Es ist schwer vorstellbar, unvorbereitet im professionellen Kontext mit der Camp Snap Camera zu arbeiten. Ausgeschlossen ist es – will man entsprechende Ergebnisse – freilich nicht. Einzig: Den Kunden sollte man darauf vorbereiten, was gleich passieren wird. Nämlich kaum etwas.
- Die Kamera ist so leicht, dass man sie kaum spürt
Hier zeigt sich ein Effekt, den wir auch schon bei der Panasonic beobachtet haben. Die Kamera ist so leicht, dass man nahezu automatisch verreisst. Mit anderen Worten: Auch wenn es angesichts der Größe albern aussieht: Nehmen Sie sie in beide Hände. Und wenn wir uns etwas wünschen dürfen: Beim nächsten Modell wäre eine Öse für eine Handschlaufe oder ähnliches sinnvoll. Und ja, weil sie leicht ist, vergisst man manchmal, dass man sie dabei hat. In der Folge kommt sie – aus Versehen – nicht zum Einsatz. Auch doof.

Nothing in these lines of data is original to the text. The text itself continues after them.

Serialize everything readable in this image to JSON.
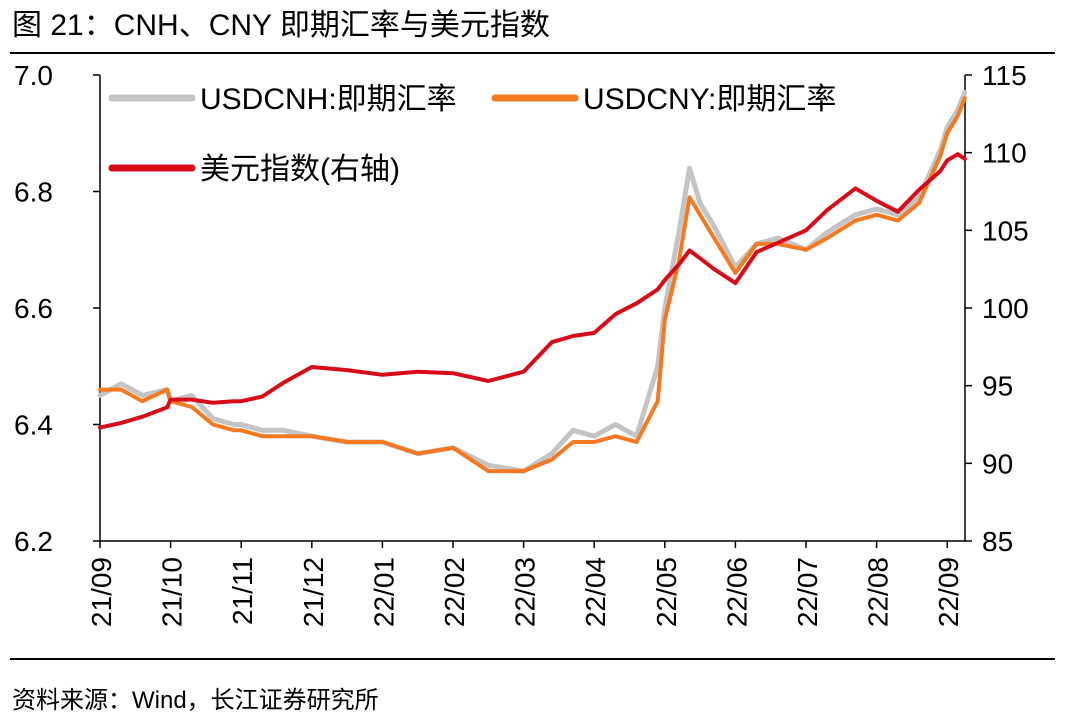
{
  "figure": {
    "title": "图 21：CNH、CNY 即期汇率与美元指数",
    "source": "资料来源：Wind，长江证券研究所"
  },
  "colors": {
    "usdcnh": "#c4c4c4",
    "usdcny": "#f47920",
    "dxy": "#d80c18",
    "axis": "#000000"
  },
  "chart_data": {
    "type": "line",
    "title": "",
    "xlabel": "",
    "ylabel": "",
    "y2label": "",
    "x_ticks": [
      "21/09",
      "21/10",
      "21/11",
      "21/12",
      "22/01",
      "22/02",
      "22/03",
      "22/04",
      "22/05",
      "22/06",
      "22/07",
      "22/08",
      "22/09"
    ],
    "ylim_left": [
      6.2,
      7.0
    ],
    "yticks_left": [
      "6.2",
      "6.4",
      "6.6",
      "6.8",
      "7.0"
    ],
    "ylim_right": [
      85,
      115
    ],
    "yticks_right": [
      "85",
      "90",
      "95",
      "100",
      "105",
      "110",
      "115"
    ],
    "grid": false,
    "legend_position": "top-left",
    "series": [
      {
        "name": "USDCNH:即期汇率",
        "axis": "left",
        "color": "#c4c4c4",
        "x": [
          0,
          0.3,
          0.6,
          0.95,
          1.0,
          1.3,
          1.6,
          1.9,
          2.0,
          2.3,
          2.6,
          3.0,
          3.5,
          4.0,
          4.5,
          5.0,
          5.5,
          6.0,
          6.4,
          6.7,
          7.0,
          7.3,
          7.6,
          7.9,
          8.0,
          8.2,
          8.35,
          8.5,
          8.7,
          9.0,
          9.3,
          9.6,
          10.0,
          10.3,
          10.7,
          11.0,
          11.3,
          11.6,
          11.9,
          12.0,
          12.15,
          12.25
        ],
        "y": [
          6.45,
          6.47,
          6.45,
          6.46,
          6.44,
          6.45,
          6.41,
          6.4,
          6.4,
          6.39,
          6.39,
          6.38,
          6.37,
          6.37,
          6.35,
          6.36,
          6.33,
          6.32,
          6.35,
          6.39,
          6.38,
          6.4,
          6.38,
          6.5,
          6.6,
          6.73,
          6.84,
          6.78,
          6.74,
          6.67,
          6.71,
          6.72,
          6.7,
          6.73,
          6.76,
          6.77,
          6.76,
          6.79,
          6.87,
          6.91,
          6.94,
          6.97
        ]
      },
      {
        "name": "USDCNY:即期汇率",
        "axis": "left",
        "color": "#f47920",
        "x": [
          0,
          0.3,
          0.6,
          0.95,
          1.0,
          1.3,
          1.6,
          1.9,
          2.0,
          2.3,
          2.6,
          3.0,
          3.5,
          4.0,
          4.5,
          5.0,
          5.5,
          6.0,
          6.4,
          6.7,
          7.0,
          7.3,
          7.6,
          7.9,
          8.0,
          8.2,
          8.35,
          8.5,
          8.7,
          9.0,
          9.3,
          9.6,
          10.0,
          10.3,
          10.7,
          11.0,
          11.3,
          11.6,
          11.9,
          12.0,
          12.15,
          12.25
        ],
        "y": [
          6.46,
          6.46,
          6.44,
          6.46,
          6.44,
          6.43,
          6.4,
          6.39,
          6.39,
          6.38,
          6.38,
          6.38,
          6.37,
          6.37,
          6.35,
          6.36,
          6.32,
          6.32,
          6.34,
          6.37,
          6.37,
          6.38,
          6.37,
          6.44,
          6.58,
          6.68,
          6.79,
          6.76,
          6.72,
          6.66,
          6.71,
          6.71,
          6.7,
          6.72,
          6.75,
          6.76,
          6.75,
          6.78,
          6.86,
          6.9,
          6.93,
          6.96
        ]
      },
      {
        "name": "美元指数(右轴)",
        "axis": "right",
        "color": "#d80c18",
        "x": [
          0,
          0.3,
          0.6,
          0.95,
          1.0,
          1.3,
          1.6,
          1.9,
          2.0,
          2.3,
          2.6,
          3.0,
          3.5,
          4.0,
          4.5,
          5.0,
          5.5,
          6.0,
          6.4,
          6.7,
          7.0,
          7.3,
          7.6,
          7.9,
          8.0,
          8.2,
          8.35,
          8.5,
          8.7,
          9.0,
          9.3,
          9.6,
          10.0,
          10.3,
          10.7,
          11.0,
          11.3,
          11.6,
          11.9,
          12.0,
          12.15,
          12.25
        ],
        "y": [
          92.3,
          92.6,
          93.0,
          93.6,
          94.1,
          94.1,
          93.9,
          94.0,
          94.0,
          94.3,
          95.2,
          96.2,
          96.0,
          95.7,
          95.9,
          95.8,
          95.3,
          95.9,
          97.8,
          98.2,
          98.4,
          99.6,
          100.3,
          101.2,
          101.8,
          102.8,
          103.7,
          103.2,
          102.5,
          101.6,
          103.6,
          104.2,
          105.0,
          106.3,
          107.7,
          106.9,
          106.2,
          107.6,
          108.8,
          109.5,
          109.9,
          109.6
        ]
      }
    ]
  }
}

Sie verändert das Fotografieren
Die bedeutet: Man kann eben nicht nachsehen, was man eben fotografiert hat, und es notfalls nochmal besser machen. Und es ist auch nicht ohne weiteres möglich, das Bild sofort auf SociaMedia zu posten (so man so etwas tut).
- Sie ist keine Spiegelreflex
Ja, das ist eine Binse. Hinweisen wollen wir dennoch darauf: Wer nicht aufpasst, hat den Finger (oder auch nur einen Teil davon) im Bild.
Was bleibt: Die Camp Snap Camera - Fazit
Ob Kinder mit dieser Kamera glücklich werden, die in der Regel eben doch ein Display und die sofortige Erfolgskontrolle samt Weiterverbreitung via SocialMedia gewohnt sind, wagen wir zu bezweifeln. Profis wiederum, die sich auf die eigentümlich Qualität der Kamera nicht einlassen können und die Bilder hinterher stundenlang in Lightroom bearbeiten, haben möglicherweise die Idee nicht verstanden. Ob sie unter diesen Voraussetzungen mehr ist als ein Spielzeug für Hipster oder die Gen Z, wird sich zeigen müssen. Auch hier ist diese Frage noch nicht endgültig entschieden.